To satiate my curiosity, I tried to find, via online news reports, the reported first Jang-Ma days in Korea over the past ten years. Caveat: I am not so sure about 2011’s truly-very-early date, which may only have influenced Jeju Island.
Dates of the Start of Monsoon Seasons, Jang-Ma, in Mainland Korea
2005: June 26th
2006: June 21st
2007: ?? — I could not find it in the English press
2008: June 17th
2009: June 25th
2010: June 19th
2011: June 10th — “the monsoon…arrive[d] earlier than at any time since the KMA began compiling statistics in 1973”
2012: June 30th
2013: June 17th
The average “Monsoon season onset day” in the past decade, if excluding 2011, is June 22nd; if including 2011’s, it’s June 21st. Both are earlier than the historical average of June 25th-29th. That date range is according to this, which analyzes the entire period of 1778-2004 for Seoul.

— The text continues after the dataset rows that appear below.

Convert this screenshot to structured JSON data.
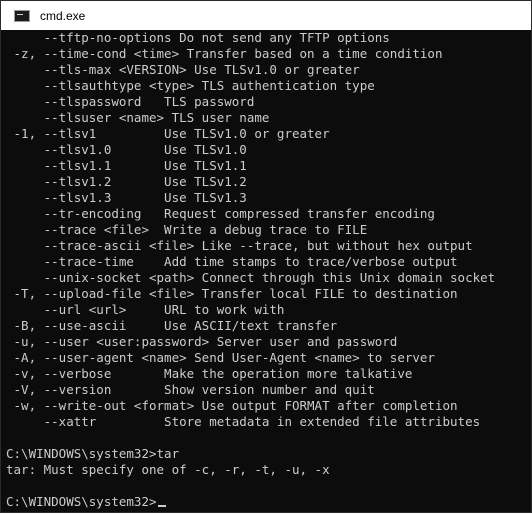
{
  "window": {
    "title": "cmd.exe",
    "icon": "console-icon"
  },
  "colors": {
    "console_bg": "#0c0c0c",
    "console_text": "#cccccc",
    "titlebar_bg": "#ffffff"
  },
  "console": {
    "lines": [
      "     --tftp-no-options Do not send any TFTP options",
      " -z, --time-cond <time> Transfer based on a time condition",
      "     --tls-max <VERSION> Use TLSv1.0 or greater",
      "     --tlsauthtype <type> TLS authentication type",
      "     --tlspassword   TLS password",
      "     --tlsuser <name> TLS user name",
      " -1, --tlsv1         Use TLSv1.0 or greater",
      "     --tlsv1.0       Use TLSv1.0",
      "     --tlsv1.1       Use TLSv1.1",
      "     --tlsv1.2       Use TLSv1.2",
      "     --tlsv1.3       Use TLSv1.3",
      "     --tr-encoding   Request compressed transfer encoding",
      "     --trace <file>  Write a debug trace to FILE",
      "     --trace-ascii <file> Like --trace, but without hex output",
      "     --trace-time    Add time stamps to trace/verbose output",
      "     --unix-socket <path> Connect through this Unix domain socket",
      " -T, --upload-file <file> Transfer local FILE to destination",
      "     --url <url>     URL to work with",
      " -B, --use-ascii     Use ASCII/text transfer",
      " -u, --user <user:password> Server user and password",
      " -A, --user-agent <name> Send User-Agent <name> to server",
      " -v, --verbose       Make the operation more talkative",
      " -V, --version       Show version number and quit",
      " -w, --write-out <format> Use output FORMAT after completion",
      "     --xattr         Store metadata in extended file attributes",
      "",
      "C:\\WINDOWS\\system32>tar",
      "tar: Must specify one of -c, -r, -t, -u, -x",
      ""
    ],
    "prompt": "C:\\WINDOWS\\system32>"
  }
}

From “Variability and Singularity of Seoul, South Korea, Rainy Season (1778–2004)” [Link]
1778-2004 Average: June 25th-29th
1981-2010 Average: June 24th-25th
2005-2013 Average: June 21st-22nd
My final conclusion: The June 17th 2013 Monsoon was “early”, but not very early. More interestingly, the recent average start day of the Jang-Ma season has been getting earlier, if my attempt to analyze the data is correct. This does not point to a general “warming trend”, because, also ancedotally, I can say that winter was very, very long this year (see post-34 and post-63). Koreans themselves have been saying spring starts later and later each year recently.
Chosun: 1778-1907 / Modern: 1908-2004.
Table 1 from “Variability and Singularity of Seoul, South Korea, Rainy Season (1778–2004)” [Link]
Meteorologists believe Korea is witnessing a rainy season throughout the summer as the country’s climate turns subtropical, with global warming raising the amount of water vapor in the atmosphere. The “August rains” often cause a substantial amount of damage, since torrential downpours are focused on a small area over a short period of time. Between 1954 and 1963, only an average of 1.6 days a year saw 80 mm of rainfall a day. But that increased to 2.3 days between 1994 and 2003. The torrential downpour phenomenon is becoming a feature of our weather. Global warming increases the amount of energy in the atmosphere, leading to more frequent extreme weather conditions, such as typhoons.